Non-residential spending weakness was led by a $2.9 billion decline in spending on highways and streets, a $2.7 billion drop in transportation and a $2.3 billion decline in education. The only real bright spots were a $1.5 billion increase in spending on power and a $354 million increase in manufacturing.
There was also a noticeable difference between private and public spending. Private spending rose by $2.3 billion, driven exclusively by residential projects. Non-residential spending fell by $139 million, but within that was a $1.2 billion increase in spending on power and a $402 million increase in manufacturing. In contrast, public spending plunged by $14.1 billion, almost all of which came in the non-residential category. Public spending on highways and streets fell by $2.9 billion, transportation spending dropped by $2.5 billion and spending on education declined by $1.9 billion. The only real strength in the public sector came from spending on power and amusement and recreation projects.

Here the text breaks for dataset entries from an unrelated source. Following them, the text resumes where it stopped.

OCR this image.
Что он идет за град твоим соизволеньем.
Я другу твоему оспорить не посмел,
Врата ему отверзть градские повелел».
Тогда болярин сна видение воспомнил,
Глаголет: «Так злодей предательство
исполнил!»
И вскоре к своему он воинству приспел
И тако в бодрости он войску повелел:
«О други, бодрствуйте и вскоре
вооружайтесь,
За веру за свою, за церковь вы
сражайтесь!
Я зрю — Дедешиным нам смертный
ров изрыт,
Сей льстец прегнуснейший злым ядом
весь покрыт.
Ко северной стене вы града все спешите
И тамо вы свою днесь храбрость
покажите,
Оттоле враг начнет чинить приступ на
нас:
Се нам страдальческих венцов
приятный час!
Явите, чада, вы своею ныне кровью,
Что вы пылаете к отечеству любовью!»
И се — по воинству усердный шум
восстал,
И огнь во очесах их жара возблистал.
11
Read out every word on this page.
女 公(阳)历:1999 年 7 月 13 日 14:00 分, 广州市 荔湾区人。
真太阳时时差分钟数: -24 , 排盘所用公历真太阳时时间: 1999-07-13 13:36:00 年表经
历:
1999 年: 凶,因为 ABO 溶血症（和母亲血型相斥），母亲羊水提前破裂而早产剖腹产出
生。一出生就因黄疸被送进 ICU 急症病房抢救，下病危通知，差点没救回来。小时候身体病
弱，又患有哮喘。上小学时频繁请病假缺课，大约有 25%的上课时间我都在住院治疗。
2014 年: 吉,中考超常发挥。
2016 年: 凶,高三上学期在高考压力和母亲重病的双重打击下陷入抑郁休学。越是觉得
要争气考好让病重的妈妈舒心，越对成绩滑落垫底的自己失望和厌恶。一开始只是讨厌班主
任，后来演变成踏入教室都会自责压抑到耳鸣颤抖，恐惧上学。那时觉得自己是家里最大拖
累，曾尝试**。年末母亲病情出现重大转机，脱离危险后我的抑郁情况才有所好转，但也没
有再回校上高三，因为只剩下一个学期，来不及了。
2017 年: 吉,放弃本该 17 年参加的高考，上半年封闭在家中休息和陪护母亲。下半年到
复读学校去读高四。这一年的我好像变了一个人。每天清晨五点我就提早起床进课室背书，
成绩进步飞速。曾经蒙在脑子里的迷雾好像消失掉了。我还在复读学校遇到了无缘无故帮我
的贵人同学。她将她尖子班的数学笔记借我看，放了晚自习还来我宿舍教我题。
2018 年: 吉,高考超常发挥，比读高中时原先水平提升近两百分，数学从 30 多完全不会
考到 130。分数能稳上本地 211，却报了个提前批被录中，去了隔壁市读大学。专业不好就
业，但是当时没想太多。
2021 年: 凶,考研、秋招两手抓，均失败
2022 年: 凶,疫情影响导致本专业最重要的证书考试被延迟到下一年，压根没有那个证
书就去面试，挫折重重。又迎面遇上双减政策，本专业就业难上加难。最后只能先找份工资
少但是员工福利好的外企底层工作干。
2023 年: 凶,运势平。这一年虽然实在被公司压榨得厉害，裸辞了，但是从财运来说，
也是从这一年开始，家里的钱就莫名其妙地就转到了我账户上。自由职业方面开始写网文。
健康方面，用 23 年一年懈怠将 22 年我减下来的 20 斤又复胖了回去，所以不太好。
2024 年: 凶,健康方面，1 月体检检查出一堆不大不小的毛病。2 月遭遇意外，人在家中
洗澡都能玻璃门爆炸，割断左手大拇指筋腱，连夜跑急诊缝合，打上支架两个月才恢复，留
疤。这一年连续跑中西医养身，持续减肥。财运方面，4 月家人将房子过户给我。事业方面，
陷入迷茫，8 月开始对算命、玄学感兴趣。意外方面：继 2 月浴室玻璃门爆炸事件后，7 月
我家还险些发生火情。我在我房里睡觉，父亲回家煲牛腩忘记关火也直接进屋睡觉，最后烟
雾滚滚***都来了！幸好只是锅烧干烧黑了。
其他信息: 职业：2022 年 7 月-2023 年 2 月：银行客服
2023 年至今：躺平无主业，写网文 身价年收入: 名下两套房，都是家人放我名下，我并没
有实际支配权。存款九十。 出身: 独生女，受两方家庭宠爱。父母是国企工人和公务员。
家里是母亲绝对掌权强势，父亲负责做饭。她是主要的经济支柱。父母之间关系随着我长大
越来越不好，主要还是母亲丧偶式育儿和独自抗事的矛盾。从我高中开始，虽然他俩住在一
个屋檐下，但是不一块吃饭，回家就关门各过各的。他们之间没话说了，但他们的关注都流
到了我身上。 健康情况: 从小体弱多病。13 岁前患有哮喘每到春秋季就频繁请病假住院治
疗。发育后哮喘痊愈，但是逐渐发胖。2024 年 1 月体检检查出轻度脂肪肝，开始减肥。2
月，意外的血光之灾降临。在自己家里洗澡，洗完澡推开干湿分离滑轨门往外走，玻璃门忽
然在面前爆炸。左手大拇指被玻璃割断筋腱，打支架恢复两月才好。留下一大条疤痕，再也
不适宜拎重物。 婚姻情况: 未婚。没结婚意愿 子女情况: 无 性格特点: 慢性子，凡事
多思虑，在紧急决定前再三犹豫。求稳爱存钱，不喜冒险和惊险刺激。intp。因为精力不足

The residential sector of the U.S. economy has been a pillar of strength over the last several years. This has helped to soften the blow from weaker government spending during the same period. Even so, the pace of residential spending growth has slowed from a peak of nearly 23% year-over-year two years ago to just 5.5% in January. With mortgage rates on the rise and home price growth slowing, we may be near the peak of this housing cycle. Spending on other projects will need to fill the void to support the economy if residential spending softens.